Originaire du Nord de l'Allemagne (Oldenburg), Bultmann fait ses études de théologie à Tübingen, Berlin et Marbourg (il subit notamment l'influence de Wilhelm Herrmann, mais aussi de l'École de l'histoire des religions). Après son doctorat (1910) et son habilitation (1912) à Marbourg, il devient professeur de Nouveau Testament à Breslau, puis à Giessen et enfin à Marbourg, où il enseignera jusqu'à sa retraite en 1951.

Rudolf Bultmann est l'un des fondateurs de la « théologie dialectique », avec Barth, Brunner, Thurneysen et Gogarten (Tillich participe du même climat socioculturel et théologique, en marquant des positions propres). Son travail d'exégète du Nouveau Testament s'accompagne d'une forte réflexion herméneutique et systématique (en référence notamment à Luther, Schleiermacher, Kierkegaard et Dilthey). Des contacts avec le philosophe Martin Heidegger dans les années vingt (Être et temps, 1927, trad. fr., Paris, Gallimard, 1994) l'ouvrent à la philosophie de l'existence et à la phénoménologie. C'est dans ce cadre qu'il définit sa conception de l'interprétation existentiale, conçue comme prolongement indispensable de la méthode historico-critique : le texte doit être lu du point de vue de son kérygme, de son message existentiel, appelant le destinataire à une nouvelle compréhension de soi. Croire et comprendre, foi et compréhension sont indissolublement liés.
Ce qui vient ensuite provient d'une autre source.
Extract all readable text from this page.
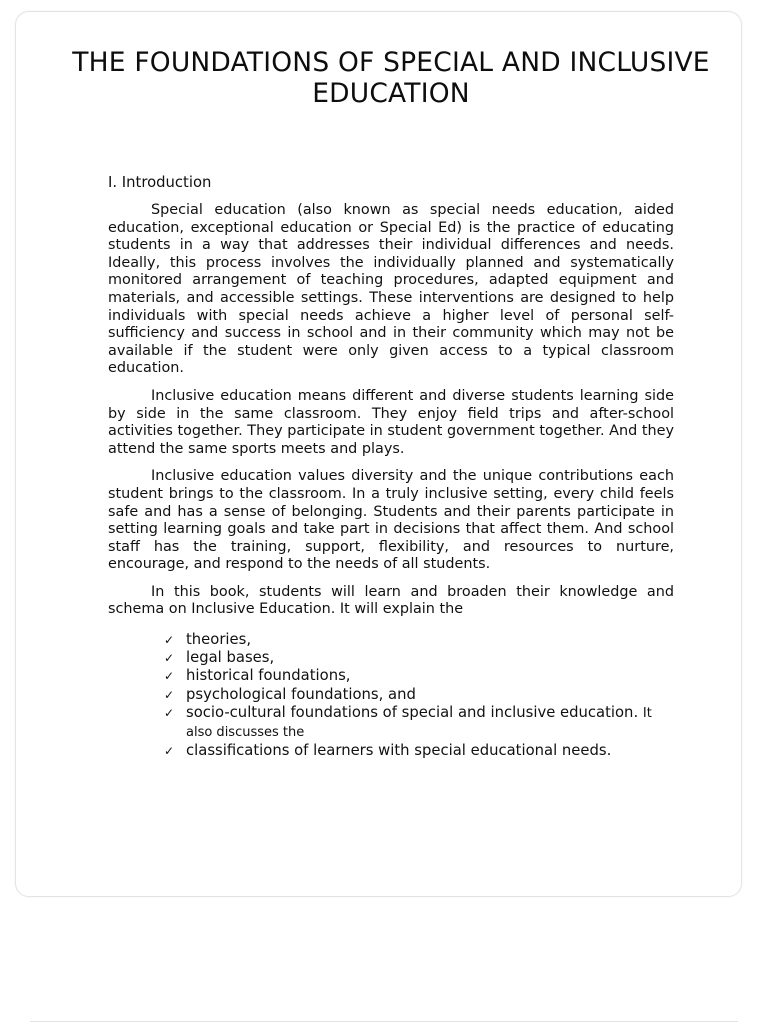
THE FOUNDATIONS OF SPECIAL AND INCLUSIVE EDUCATION
I. Introduction

Special education (also known as special needs education, aided education, exceptional education or Special Ed) is the practice of educating students in a way that addresses their individual differences and needs. Ideally, this process involves the individually planned and systematically monitored arrangement of teaching procedures, adapted equipment and materials, and accessible settings. These interventions are designed to help individuals with special needs achieve a higher level of personal self- sufficiency and success in school and in their community which may not be available if the student were only given access to a typical classroom education.

Inclusive education means different and diverse students learning side by side in the same classroom. They enjoy field trips and after-school activities together. They participate in student government together. And they attend the same sports meets and plays.

Inclusive education values diversity and the unique contributions each student brings to the classroom. In a truly inclusive setting, every child feels safe and has a sense of belonging. Students and their parents participate in setting learning goals and take part in decisions that affect them. And school staff has the training, support, flexibility, and resources to nurture, encourage, and respond to the needs of all students.

In this book, students will learn and broaden their knowledge and schema on Inclusive Education. It will explain the

✓ theories,
✓ legal bases,
✓ historical foundations,
✓ psychological foundations, and
✓ socio-cultural foundations of special and inclusive education. It also discusses the
✓ classifications of learners with special educational needs.
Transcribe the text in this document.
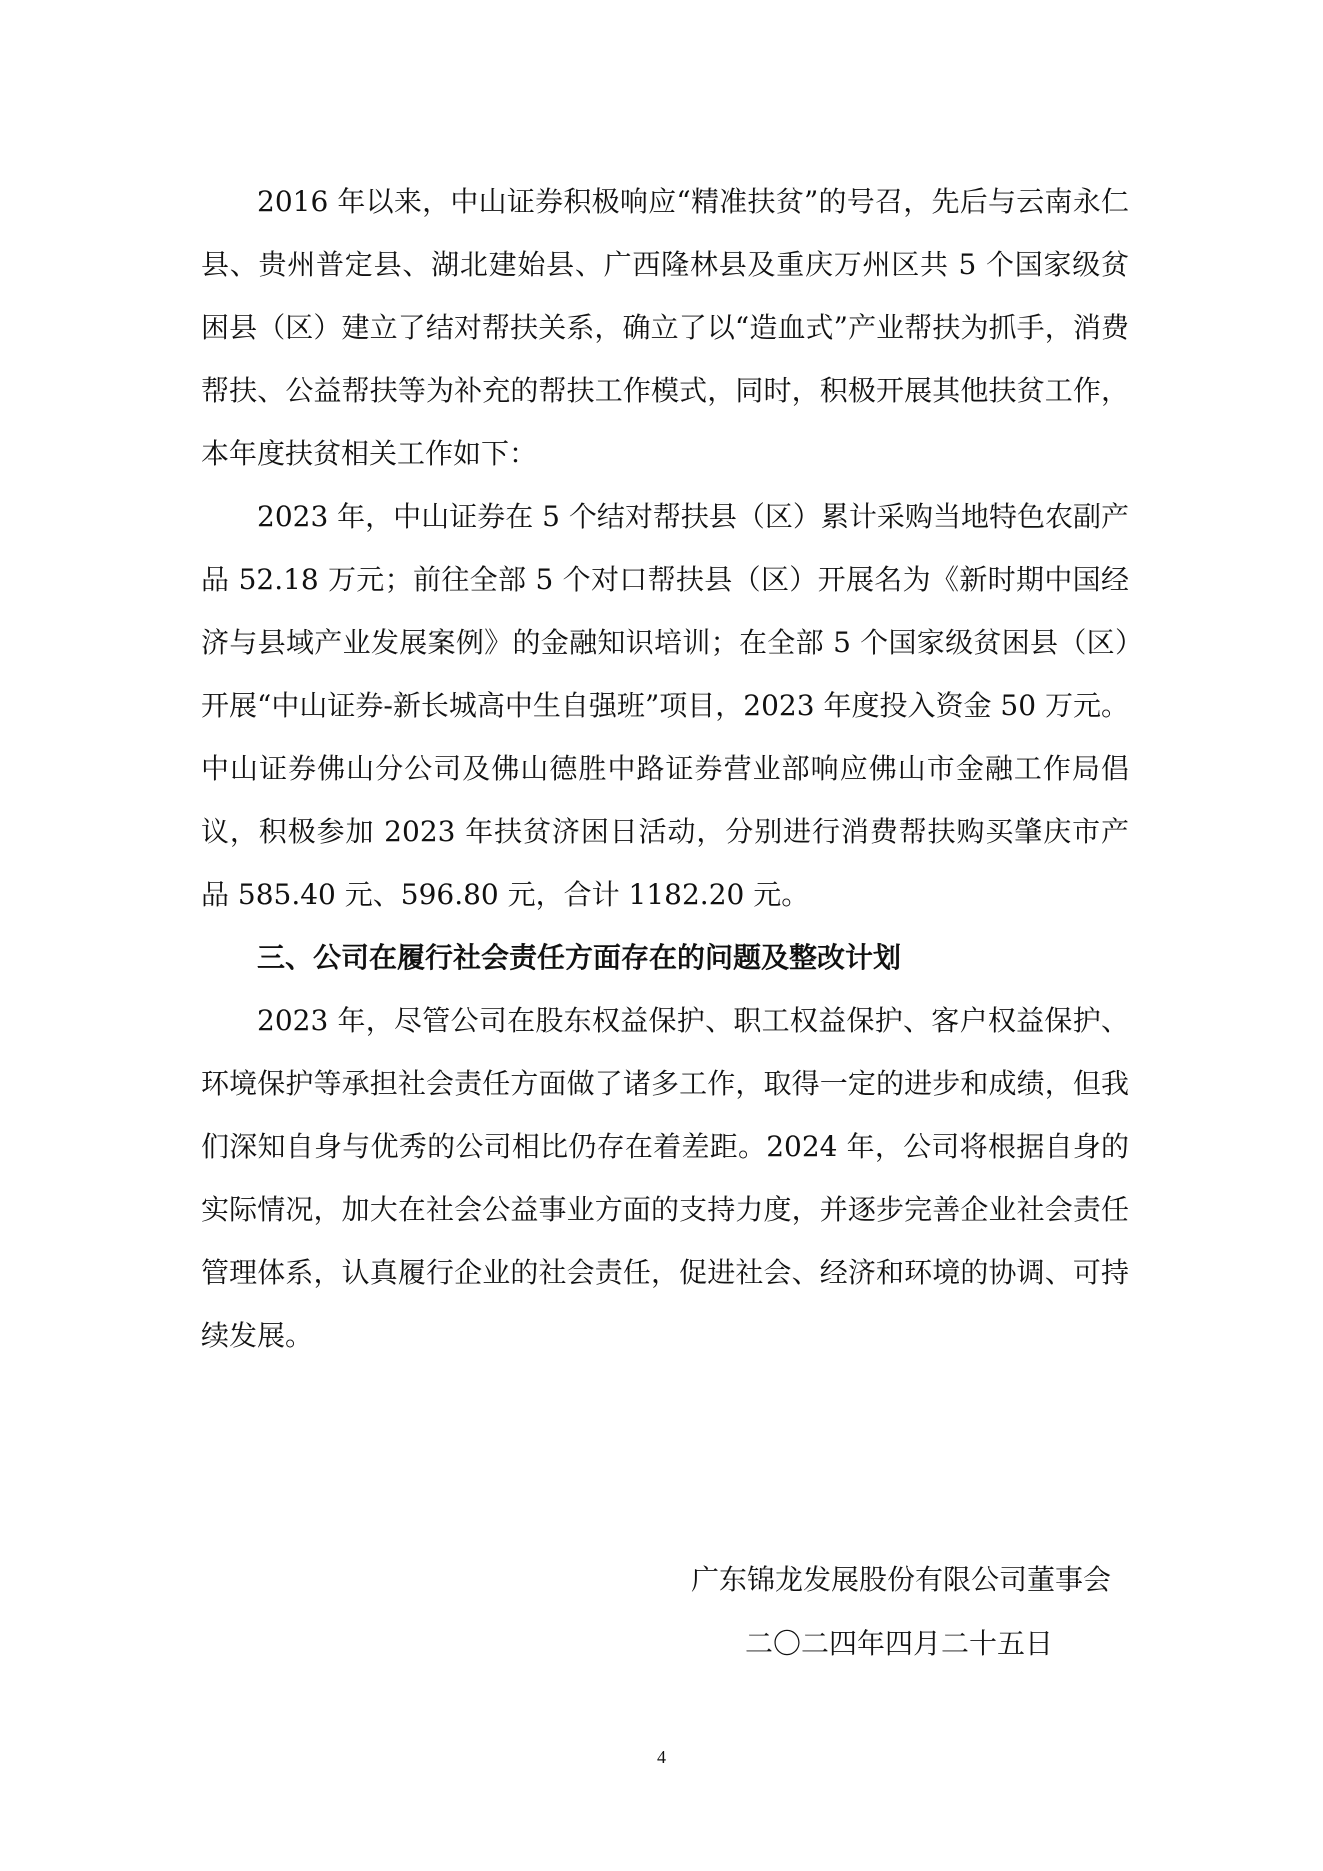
2016 年以来，中山证券积极响应“精准扶贫”的号召，先后与云南永仁县、贵州普定县、湖北建始县、广西隆林县及重庆万州区共 5 个国家级贫困县（区）建立了结对帮扶关系，确立了以“造血式”产业帮扶为抓手，消费帮扶、公益帮扶等为补充的帮扶工作模式，同时，积极开展其他扶贫工作，本年度扶贫相关工作如下：

2023 年，中山证券在 5 个结对帮扶县（区）累计采购当地特色农副产品 52.18 万元；前往全部 5 个对口帮扶县（区）开展名为《新时期中国经济与县域产业发展案例》的金融知识培训；在全部 5 个国家级贫困县（区）开展“中山证券-新长城高中生自强班”项目，2023 年度投入资金 50 万元。中山证券佛山分公司及佛山德胜中路证券营业部响应佛山市金融工作局倡议，积极参加 2023 年扶贫济困日活动，分别进行消费帮扶购买肇庆市产品 585.40 元、596.80 元，合计 1182.20 元。

三、公司在履行社会责任方面存在的问题及整改计划

2023 年，尽管公司在股东权益保护、职工权益保护、客户权益保护、环境保护等承担社会责任方面做了诸多工作，取得一定的进步和成绩，但我们深知自身与优秀的公司相比仍存在着差距。2024 年，公司将根据自身的实际情况，加大在社会公益事业方面的支持力度，并逐步完善企业社会责任管理体系，认真履行企业的社会责任，促进社会、经济和环境的协调、可持续发展。

广东锦龙发展股份有限公司董事会
二〇二四年四月二十五日
4
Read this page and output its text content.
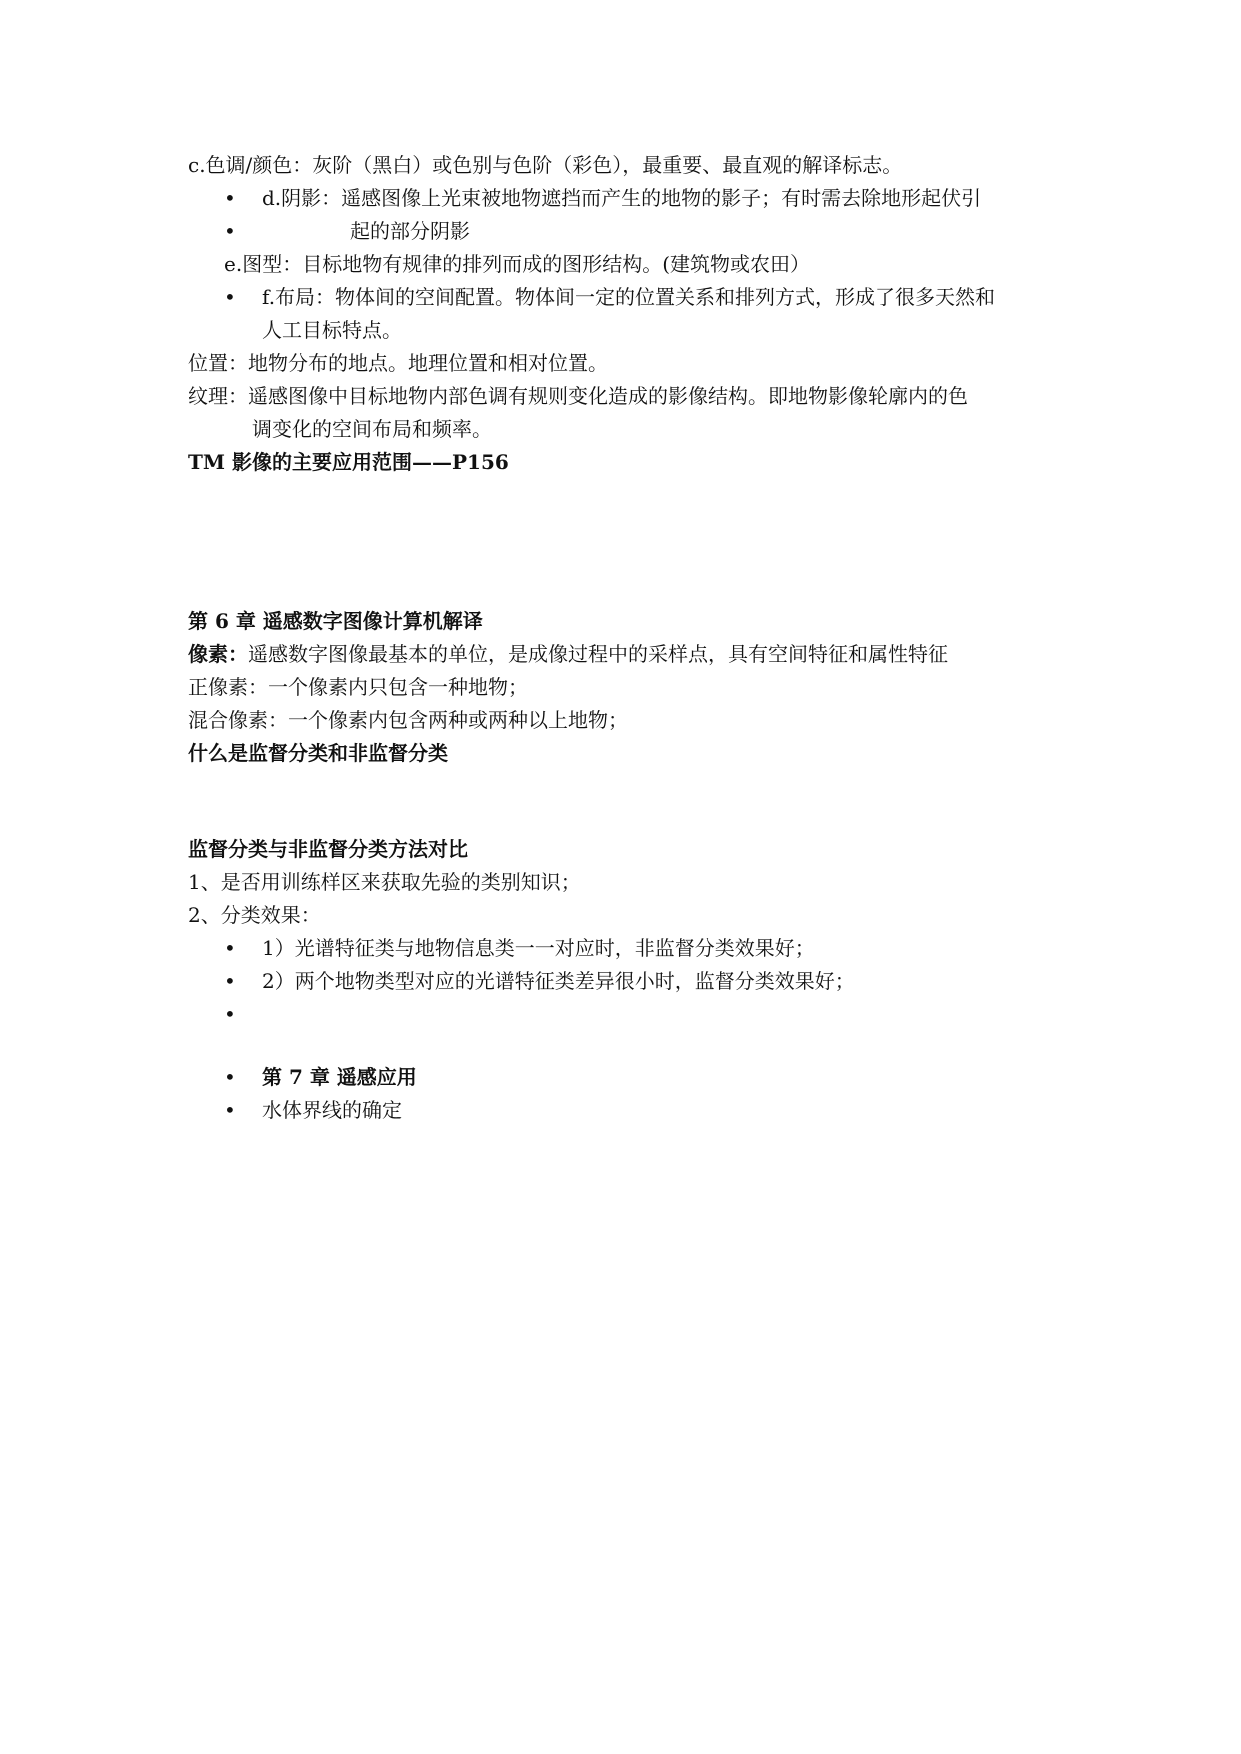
c.色调/颜色：灰阶（黑白）或色别与色阶（彩色），最重要、最直观的解译标志。
• d.阴影：遥感图像上光束被地物遮挡而产生的地物的影子；有时需去除地形起伏引
•	起的部分阴影
e.图型：目标地物有规律的排列而成的图形结构。(建筑物或农田）
• f.布局：物体间的空间配置。物体间一定的位置关系和排列方式，形成了很多天然和
人工目标特点。
位置：地物分布的地点。地理位置和相对位置。
纹理：遥感图像中目标地物内部色调有规则变化造成的影像结构。即地物影像轮廓内的色
调变化的空间布局和频率。
TM 影像的主要应用范围——P156
第 6 章 遥感数字图像计算机解译
像素：遥感数字图像最基本的单位，是成像过程中的采样点，具有空间特征和属性特征
正像素：一个像素内只包含一种地物；
混合像素：一个像素内包含两种或两种以上地物；
什么是监督分类和非监督分类
监督分类与非监督分类方法对比
1、是否用训练样区来获取先验的类别知识；
2、分类效果：
• 1）光谱特征类与地物信息类一一对应时，非监督分类效果好；
• 2）两个地物类型对应的光谱特征类差异很小时，监督分类效果好；
•
• 第 7 章 遥感应用
• 水体界线的确定
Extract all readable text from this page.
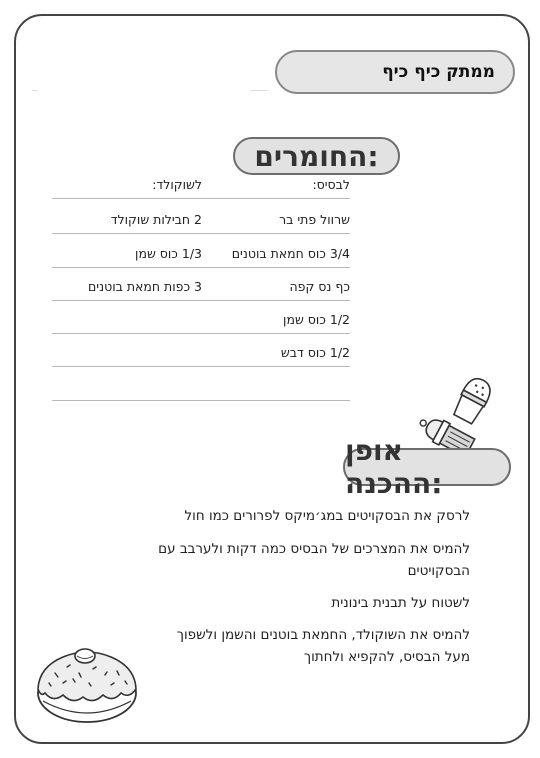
ממתק כיף כיף
החומרים:
לבסיס:
לשוקולד:
שרוול פתי בר
2 חבילות שוקולד
3/4 כוס חמאת בוטנים
1/3 כוס שמן
כף נס קפה
3 כפות חמאת בוטנים
1/2 כוס שמן
1/2 כוס דבש
אופן ההכנה:
לרסק את הבסקויטים במג׳מיקס לפרורים כמו חול
להמיס את המצרכים של הבסיס כמה דקות ולערבב עם הבסקויטים
לשטוח על תבנית בינונית
להמיס את השוקולד, החמאת בוטנים והשמן ולשפוך מעל הבסיס, להקפיא ולחתוך
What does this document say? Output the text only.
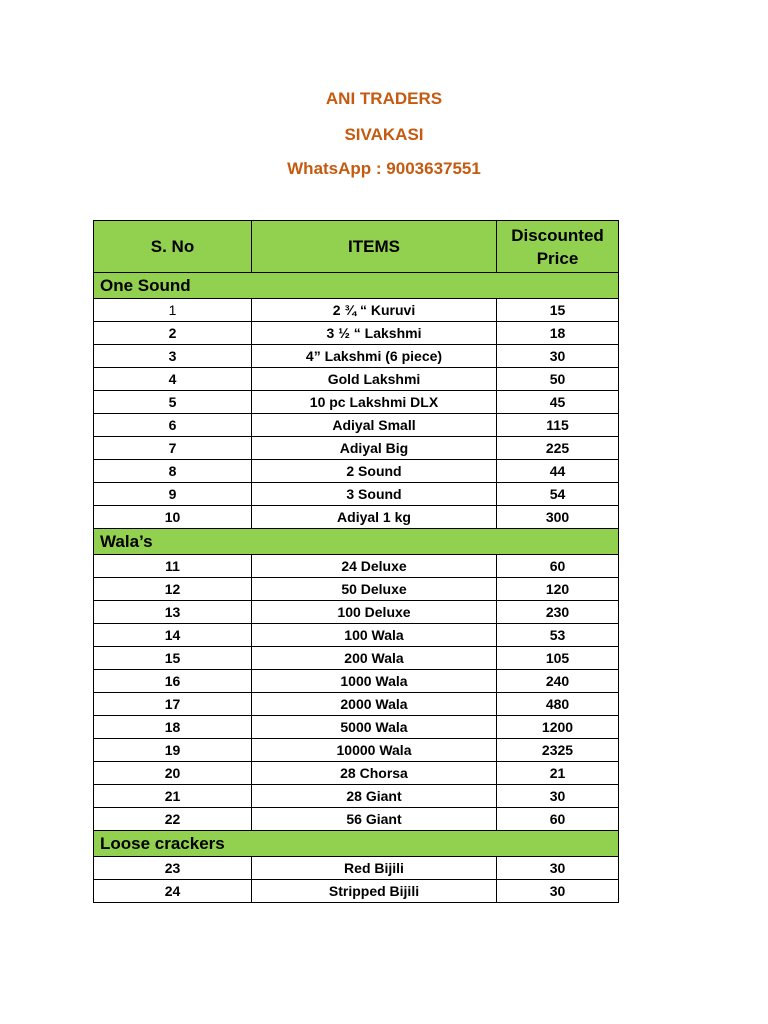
ANI TRADERS
SIVAKASI
WhatsApp : 9003637551
S. No	ITEMS	Discounted Price
One Sound		
1	2 ¾ “ Kuruvi	15
2	3 ½ “ Lakshmi	18
3	4” Lakshmi (6 piece)	30
4	Gold Lakshmi	50
5	10 pc Lakshmi DLX	45
6	Adiyal Small	115
7	Adiyal Big	225
8	2 Sound	44
9	3 Sound	54
10	Adiyal 1 kg	300
Wala’s		
11	24 Deluxe	60
12	50 Deluxe	120
13	100 Deluxe	230
14	100 Wala	53
15	200 Wala	105
16	1000 Wala	240
17	2000 Wala	480
18	5000 Wala	1200
19	10000 Wala	2325
20	28 Chorsa	21
21	28 Giant	30
22	56 Giant	60
Loose crackers		
23	Red Bijili	30
24	Stripped Bijili	30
Cette exigence d'intelligibilité le conduira dès 1941, en pleine seconde guerre mondiale et en tension critique à l'égard de l'Eglise confessante, à élaborer son programme de la démythologisation, directement issu de l'interprétation existentiale.

Ce programme, qui suscitera de vifs débats tant dans l'opinion publique que dans les milieux théologiques et philosophiques (avec Barth aussi, notamment), propose une réinterprétation du langage mythologique que les textes empruntent à la conception du monde ambiante et qui fait obstacle à la compréhension de l'homme moderne.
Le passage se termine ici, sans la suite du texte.